I don't count a statement of the form "x such that x is not a member of x" as mathematical, because my intuition doesn't want me to talk about sets being members of themselves unless I have a mathematical formalism for sets and set membership for which that works.

The problem is, how do you exclude it from working? If you're just working in first-order logic and you've got a "membership" predicate, of course it's a valid sentence. Russell and Whitehead tried to exclude it from working with a theory of types, but, I hear that has philosophical problems. (I admit to not having read their actual axioms or justification for such. I imagine the problem is basically as follows - it's easy enough to be clear about what you mean for finite types, but how do you specify transfinite types in a way that isn't circular?) The modern solution with ZFC is not to bar such statements; with the axiom of foundation, such statements are perfectly sensible, they're just false. Replace it with an antifoundational axiom and they won't always be false. However, in either case - or without picking a case at all - Russell's paradox still holds; allowing there to be sets that are members of themselves, does not allow there to be a set of all such sets. That is always paradoxical.

It's also not happy about the quantification of x in that sentence; it's a recursive quantification. Let's put it this way: Any computer program I have ever written to handle quantification would crash or loop forever if you tried to give it such a statement.

It's not recursive unless you're already working from a framework where there are objects and sets of objects and sets of etc. In the framework of first-order logic, there are just sets, period. Quantification is over the entire set-theoretic universe. No recursion, just universality. In ZFC sets can indeed be classified into this hierarchy, but that's a consequence of the axiom of foundation, not a feature of the logic.

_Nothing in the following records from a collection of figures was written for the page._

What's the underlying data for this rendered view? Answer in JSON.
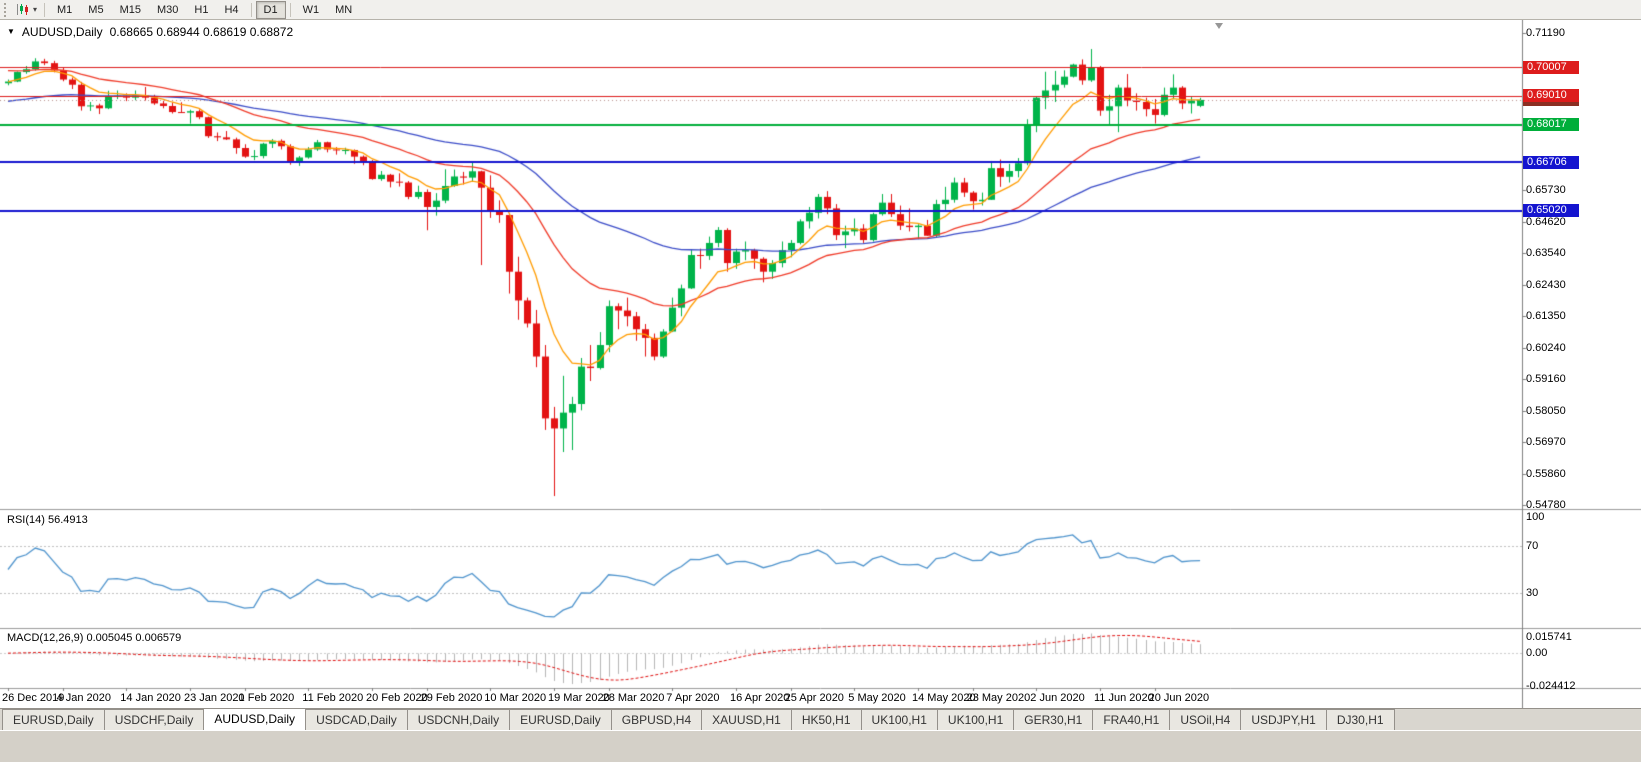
{
  "toolbar": {
    "timeframes": [
      {
        "label": "M1"
      },
      {
        "label": "M5"
      },
      {
        "label": "M15"
      },
      {
        "label": "M30"
      },
      {
        "label": "H1"
      },
      {
        "label": "H4",
        "sep_after": true
      },
      {
        "label": "D1",
        "active": true,
        "sep_after": true
      },
      {
        "label": "W1"
      },
      {
        "label": "MN"
      }
    ]
  },
  "chart": {
    "symbol_period": "AUDUSD,Daily",
    "ohlc_text": "0.68665 0.68944 0.68619 0.68872"
  },
  "indicators": {
    "rsi": {
      "label": "RSI(14) 56.4913",
      "period": 14,
      "value": 56.4913,
      "levels": [
        70,
        30
      ],
      "axis_ticks": [
        100,
        70,
        30
      ],
      "color": "#4f94cd"
    },
    "macd": {
      "label": "MACD(12,26,9) 0.005045 0.006579",
      "fast": 12,
      "slow": 26,
      "signal": 9,
      "main_value": 0.005045,
      "signal_value": 0.006579,
      "axis_ticks": [
        "0.015741",
        "0.00",
        "-0.024412"
      ],
      "range": [
        -0.024412,
        0.015741
      ],
      "histogram_color": "#b6b6b6",
      "signal_color": "#e01010"
    }
  },
  "chart_data": {
    "type": "candlestick",
    "title": "AUDUSD,Daily",
    "symbol": "AUDUSD",
    "timeframe": "Daily",
    "ylim": [
      0.5465,
      0.7165
    ],
    "bull_color": "#00b44a",
    "bear_color": "#e31212",
    "price_ticks": [
      "0.71190",
      "0.65730",
      "0.64620",
      "0.63540",
      "0.62430",
      "0.61350",
      "0.60240",
      "0.59160",
      "0.58050",
      "0.56970",
      "0.55860",
      "0.54780"
    ],
    "price_badges": [
      {
        "text": "0.70007",
        "value": 0.70007,
        "color": "#dd1c1c",
        "line": {
          "style": "solid",
          "width": 1
        }
      },
      {
        "text": "0.69010",
        "value": 0.6901,
        "color": "#dd1c1c",
        "line": {
          "style": "solid",
          "width": 1
        }
      },
      {
        "text": "0.68872",
        "value": 0.68872,
        "color": "#8b2f23",
        "line": {
          "style": "dotted",
          "width": 1
        },
        "current_price": true
      },
      {
        "text": "0.68017",
        "value": 0.68017,
        "color": "#00ae3a",
        "line": {
          "style": "solid",
          "width": 2
        }
      },
      {
        "text": "0.66706",
        "value": 0.66706,
        "color": "#1414cf",
        "line": {
          "style": "solid",
          "width": 2
        }
      },
      {
        "text": "0.65020",
        "value": 0.6502,
        "color": "#1414cf",
        "line": {
          "style": "solid",
          "width": 2
        }
      }
    ],
    "moving_averages": [
      {
        "period": 55,
        "method": "ema",
        "color": "#3b4cc8",
        "seed": 0.688
      },
      {
        "period": 25,
        "method": "ema",
        "color": "#f03a28",
        "seed": 0.6992
      },
      {
        "period": 8,
        "method": "ema",
        "color": "#ff9c00",
        "seed": 0.695
      }
    ],
    "candles": [
      [
        0.6945,
        0.6958,
        0.6938,
        0.6951
      ],
      [
        0.6951,
        0.6986,
        0.6949,
        0.6984
      ],
      [
        0.6984,
        0.7005,
        0.6978,
        0.6994
      ],
      [
        0.6994,
        0.7032,
        0.6989,
        0.7021
      ],
      [
        0.7021,
        0.703,
        0.7008,
        0.7015
      ],
      [
        0.7015,
        0.7023,
        0.6983,
        0.699
      ],
      [
        0.699,
        0.7,
        0.6952,
        0.6958
      ],
      [
        0.6958,
        0.6965,
        0.6925,
        0.694
      ],
      [
        0.694,
        0.695,
        0.685,
        0.6865
      ],
      [
        0.6865,
        0.688,
        0.6849,
        0.6868
      ],
      [
        0.6868,
        0.6874,
        0.6838,
        0.6858
      ],
      [
        0.6858,
        0.6919,
        0.6855,
        0.69
      ],
      [
        0.69,
        0.692,
        0.689,
        0.6902
      ],
      [
        0.6902,
        0.691,
        0.6883,
        0.6895
      ],
      [
        0.6895,
        0.692,
        0.6886,
        0.6903
      ],
      [
        0.6903,
        0.6932,
        0.6885,
        0.6895
      ],
      [
        0.6895,
        0.6905,
        0.687,
        0.6875
      ],
      [
        0.6875,
        0.6884,
        0.6858,
        0.6866
      ],
      [
        0.6866,
        0.6878,
        0.684,
        0.6845
      ],
      [
        0.6845,
        0.6879,
        0.6842,
        0.6843
      ],
      [
        0.6843,
        0.6853,
        0.6805,
        0.6848
      ],
      [
        0.6848,
        0.6854,
        0.682,
        0.6827
      ],
      [
        0.6827,
        0.6829,
        0.6755,
        0.6761
      ],
      [
        0.6761,
        0.6774,
        0.6744,
        0.6757
      ],
      [
        0.6757,
        0.6779,
        0.6748,
        0.675
      ],
      [
        0.675,
        0.6756,
        0.67,
        0.672
      ],
      [
        0.672,
        0.6733,
        0.6686,
        0.669
      ],
      [
        0.669,
        0.6713,
        0.6678,
        0.6692
      ],
      [
        0.6692,
        0.6738,
        0.6684,
        0.6735
      ],
      [
        0.6735,
        0.6751,
        0.672,
        0.6745
      ],
      [
        0.6745,
        0.675,
        0.6715,
        0.6726
      ],
      [
        0.6726,
        0.6733,
        0.6662,
        0.667
      ],
      [
        0.667,
        0.6692,
        0.6658,
        0.6687
      ],
      [
        0.6687,
        0.6723,
        0.6683,
        0.6715
      ],
      [
        0.6715,
        0.6748,
        0.671,
        0.674
      ],
      [
        0.674,
        0.6742,
        0.6705,
        0.6715
      ],
      [
        0.6715,
        0.6723,
        0.6697,
        0.6712
      ],
      [
        0.6712,
        0.6721,
        0.6698,
        0.6713
      ],
      [
        0.6713,
        0.6715,
        0.6665,
        0.669
      ],
      [
        0.669,
        0.6694,
        0.666,
        0.6675
      ],
      [
        0.6675,
        0.6678,
        0.661,
        0.6612
      ],
      [
        0.6612,
        0.664,
        0.6606,
        0.6627
      ],
      [
        0.6627,
        0.663,
        0.6583,
        0.6603
      ],
      [
        0.6603,
        0.6632,
        0.6586,
        0.66
      ],
      [
        0.66,
        0.6605,
        0.6542,
        0.655
      ],
      [
        0.655,
        0.6589,
        0.6543,
        0.6567
      ],
      [
        0.6567,
        0.6576,
        0.6434,
        0.6515
      ],
      [
        0.6515,
        0.6563,
        0.6485,
        0.6537
      ],
      [
        0.6537,
        0.6646,
        0.6528,
        0.6588
      ],
      [
        0.6588,
        0.6645,
        0.6585,
        0.6621
      ],
      [
        0.6621,
        0.6637,
        0.6593,
        0.6617
      ],
      [
        0.6617,
        0.6668,
        0.6603,
        0.6639
      ],
      [
        0.6639,
        0.6641,
        0.6313,
        0.6582
      ],
      [
        0.6582,
        0.6625,
        0.6477,
        0.65
      ],
      [
        0.65,
        0.6538,
        0.646,
        0.6487
      ],
      [
        0.6487,
        0.649,
        0.6214,
        0.629
      ],
      [
        0.629,
        0.6342,
        0.6123,
        0.619
      ],
      [
        0.619,
        0.62,
        0.6096,
        0.611
      ],
      [
        0.611,
        0.6157,
        0.5958,
        0.5995
      ],
      [
        0.5995,
        0.6035,
        0.574,
        0.578
      ],
      [
        0.578,
        0.582,
        0.551,
        0.5745
      ],
      [
        0.5745,
        0.5928,
        0.5663,
        0.58
      ],
      [
        0.58,
        0.5855,
        0.567,
        0.583
      ],
      [
        0.583,
        0.599,
        0.5808,
        0.596
      ],
      [
        0.596,
        0.6035,
        0.591,
        0.5955
      ],
      [
        0.5955,
        0.608,
        0.595,
        0.6035
      ],
      [
        0.6035,
        0.619,
        0.601,
        0.617
      ],
      [
        0.617,
        0.618,
        0.609,
        0.6155
      ],
      [
        0.6155,
        0.62,
        0.61,
        0.6135
      ],
      [
        0.6135,
        0.615,
        0.605,
        0.609
      ],
      [
        0.609,
        0.6108,
        0.5995,
        0.606
      ],
      [
        0.606,
        0.6075,
        0.5982,
        0.5995
      ],
      [
        0.5995,
        0.609,
        0.599,
        0.6082
      ],
      [
        0.6082,
        0.62,
        0.608,
        0.6165
      ],
      [
        0.6165,
        0.6245,
        0.6135,
        0.6232
      ],
      [
        0.6232,
        0.6365,
        0.623,
        0.6348
      ],
      [
        0.6348,
        0.637,
        0.63,
        0.6345
      ],
      [
        0.6345,
        0.6412,
        0.6331,
        0.639
      ],
      [
        0.639,
        0.6445,
        0.6375,
        0.6435
      ],
      [
        0.6435,
        0.6441,
        0.629,
        0.632
      ],
      [
        0.632,
        0.637,
        0.63,
        0.636
      ],
      [
        0.636,
        0.6395,
        0.633,
        0.6365
      ],
      [
        0.6365,
        0.637,
        0.63,
        0.6335
      ],
      [
        0.6335,
        0.634,
        0.6253,
        0.629
      ],
      [
        0.629,
        0.633,
        0.6265,
        0.632
      ],
      [
        0.632,
        0.6395,
        0.6305,
        0.6365
      ],
      [
        0.6365,
        0.64,
        0.634,
        0.639
      ],
      [
        0.639,
        0.6472,
        0.6385,
        0.6465
      ],
      [
        0.6465,
        0.6515,
        0.644,
        0.6495
      ],
      [
        0.6495,
        0.656,
        0.6475,
        0.655
      ],
      [
        0.655,
        0.657,
        0.649,
        0.651
      ],
      [
        0.651,
        0.6525,
        0.64,
        0.6417
      ],
      [
        0.6417,
        0.645,
        0.6372,
        0.643
      ],
      [
        0.643,
        0.6475,
        0.6415,
        0.644
      ],
      [
        0.644,
        0.6455,
        0.639,
        0.64
      ],
      [
        0.64,
        0.6495,
        0.6395,
        0.649
      ],
      [
        0.649,
        0.656,
        0.6485,
        0.653
      ],
      [
        0.653,
        0.656,
        0.648,
        0.649
      ],
      [
        0.649,
        0.652,
        0.6435,
        0.645
      ],
      [
        0.645,
        0.651,
        0.643,
        0.6445
      ],
      [
        0.6445,
        0.6455,
        0.6403,
        0.645
      ],
      [
        0.645,
        0.647,
        0.6415,
        0.6415
      ],
      [
        0.6415,
        0.654,
        0.641,
        0.6525
      ],
      [
        0.6525,
        0.6585,
        0.6505,
        0.654
      ],
      [
        0.654,
        0.6617,
        0.653,
        0.66
      ],
      [
        0.66,
        0.6616,
        0.655,
        0.6565
      ],
      [
        0.6565,
        0.657,
        0.6506,
        0.6535
      ],
      [
        0.6535,
        0.6565,
        0.652,
        0.654
      ],
      [
        0.654,
        0.6675,
        0.654,
        0.665
      ],
      [
        0.665,
        0.668,
        0.6585,
        0.662
      ],
      [
        0.662,
        0.6665,
        0.66,
        0.664
      ],
      [
        0.664,
        0.6685,
        0.6618,
        0.6667
      ],
      [
        0.6667,
        0.682,
        0.666,
        0.68
      ],
      [
        0.68,
        0.69,
        0.6775,
        0.6895
      ],
      [
        0.6895,
        0.6985,
        0.6855,
        0.692
      ],
      [
        0.692,
        0.6988,
        0.688,
        0.694
      ],
      [
        0.694,
        0.699,
        0.693,
        0.6968
      ],
      [
        0.6968,
        0.7013,
        0.6965,
        0.701
      ],
      [
        0.701,
        0.7028,
        0.694,
        0.6955
      ],
      [
        0.6955,
        0.7064,
        0.695,
        0.7
      ],
      [
        0.7,
        0.7005,
        0.6832,
        0.685
      ],
      [
        0.685,
        0.6905,
        0.68,
        0.6865
      ],
      [
        0.6865,
        0.694,
        0.6775,
        0.693
      ],
      [
        0.693,
        0.6977,
        0.6865,
        0.6885
      ],
      [
        0.6885,
        0.691,
        0.685,
        0.688
      ],
      [
        0.688,
        0.6895,
        0.683,
        0.6855
      ],
      [
        0.6855,
        0.689,
        0.6805,
        0.6835
      ],
      [
        0.6835,
        0.693,
        0.683,
        0.6905
      ],
      [
        0.6905,
        0.6976,
        0.689,
        0.693
      ],
      [
        0.693,
        0.6935,
        0.6855,
        0.6875
      ],
      [
        0.6875,
        0.6897,
        0.684,
        0.6885
      ],
      [
        0.68665,
        0.68944,
        0.68619,
        0.68872
      ]
    ],
    "date_labels": [
      [
        "26 Dec 2019",
        0
      ],
      [
        "4 Jan 2020",
        6
      ],
      [
        "14 Jan 2020",
        13
      ],
      [
        "23 Jan 2020",
        20
      ],
      [
        "1 Feb 2020",
        26
      ],
      [
        "11 Feb 2020",
        33
      ],
      [
        "20 Feb 2020",
        40
      ],
      [
        "29 Feb 2020",
        46
      ],
      [
        "10 Mar 2020",
        53
      ],
      [
        "19 Mar 2020",
        60
      ],
      [
        "28 Mar 2020",
        66
      ],
      [
        "7 Apr 2020",
        73
      ],
      [
        "16 Apr 2020",
        80
      ],
      [
        "25 Apr 2020",
        86
      ],
      [
        "5 May 2020",
        93
      ],
      [
        "14 May 2020",
        100
      ],
      [
        "23 May 2020",
        106
      ],
      [
        "2 Jun 2020",
        113
      ],
      [
        "11 Jun 2020",
        120
      ],
      [
        "20 Jun 2020",
        126
      ]
    ]
  },
  "bottom_tabs": [
    {
      "label": "EURUSD,Daily"
    },
    {
      "label": "USDCHF,Daily"
    },
    {
      "label": "AUDUSD,Daily",
      "active": true
    },
    {
      "label": "USDCAD,Daily"
    },
    {
      "label": "USDCNH,Daily"
    },
    {
      "label": "EURUSD,Daily"
    },
    {
      "label": "GBPUSD,H4"
    },
    {
      "label": "XAUUSD,H1"
    },
    {
      "label": "HK50,H1"
    },
    {
      "label": "UK100,H1"
    },
    {
      "label": "UK100,H1"
    },
    {
      "label": "GER30,H1"
    },
    {
      "label": "FRA40,H1"
    },
    {
      "label": "USOil,H4"
    },
    {
      "label": "USDJPY,H1"
    },
    {
      "label": "DJ30,H1"
    }
  ]
}
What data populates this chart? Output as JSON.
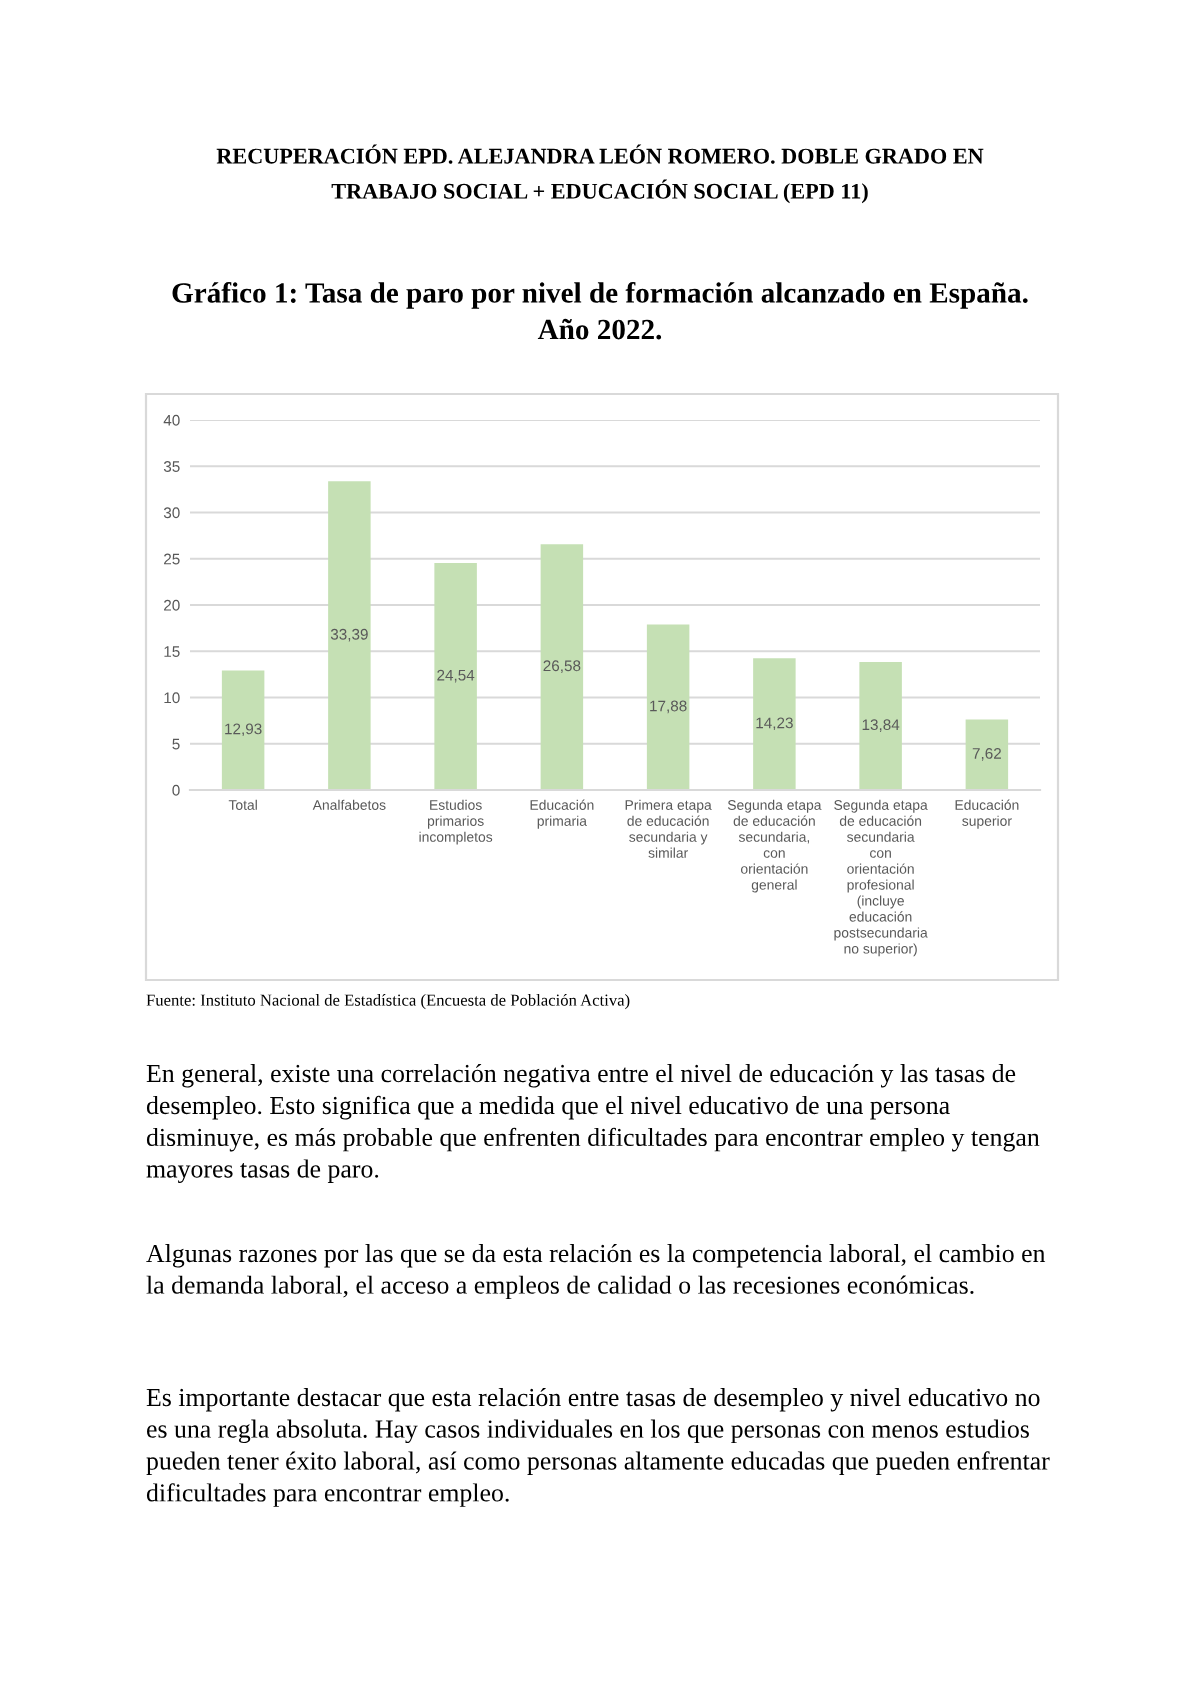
{
  "chart_data": {
    "type": "bar",
    "title": "Gráfico 1: Tasa de paro por nivel de formación alcanzado en España. Año 2022.",
    "categories": [
      "Total",
      "Analfabetos",
      "Estudios primarios incompletos",
      "Educación primaria",
      "Primera etapa de educación secundaria y similar",
      "Segunda etapa de educación secundaria, con orientación general",
      "Segunda etapa de educación secundaria con orientación profesional (incluye educación postsecundaria no superior)",
      "Educación superior"
    ],
    "values": [
      12.93,
      33.39,
      24.54,
      26.58,
      17.88,
      14.23,
      13.84,
      7.62
    ],
    "value_labels": [
      "12,93",
      "33,39",
      "24,54",
      "26,58",
      "17,88",
      "14,23",
      "13,84",
      "7,62"
    ],
    "color": "#c5e0b4",
    "ylim": [
      0,
      40
    ],
    "yticks": [
      0,
      5,
      10,
      15,
      20,
      25,
      30,
      35,
      40
    ],
    "grid": "y",
    "annotations": [
      "RECUPERACIÓN EPD. ALEJANDRA LEÓN ROMERO. DOBLE GRADO EN TRABAJO SOCIAL + EDUCACIÓN SOCIAL (EPD 11)",
      "Fuente: Instituto Nacional de Estadística (Encuesta de Población Activa)",
      "En general, existe una correlación negativa entre el nivel de educación y las tasas de desempleo. Esto significa que a medida que el nivel educativo de una persona disminuye, es más probable que enfrenten dificultades para encontrar empleo y tengan mayores tasas de paro.",
      "Algunas razones por las que se da esta relación es la competencia laboral, el cambio en la demanda laboral, el acceso a empleos de calidad o las recesiones económicas.",
      "Es importante destacar que esta relación entre tasas de desempleo y nivel educativo no es una regla absoluta. Hay casos individuales en los que personas con menos estudios pueden tener éxito laboral, así como personas altamente educadas que pueden enfrentar dificultades para encontrar empleo."
    ]
  }
}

Comment author: JoshuaZ 05 May 2010 01:19:42AM 0 points [-]

I prefer to not have either foundation or an anti-foundational axiom. (Foundation generally leads to a more intuitive universe with sets sort of being like boxes but anti-foundational axioms lead to more interesting systems).

I'm also confused by cousin it's claim. I don't see how bisimulation helps one deal with Russell's paradox but I'd be interested in seeing a sketch of an attempt. As I understand it, if you try to use a notion of bisimilarity rather than extensionality and apply Russell's Paradox, you end up with essentially a set that isn't bisimilar to itself. Which is bad.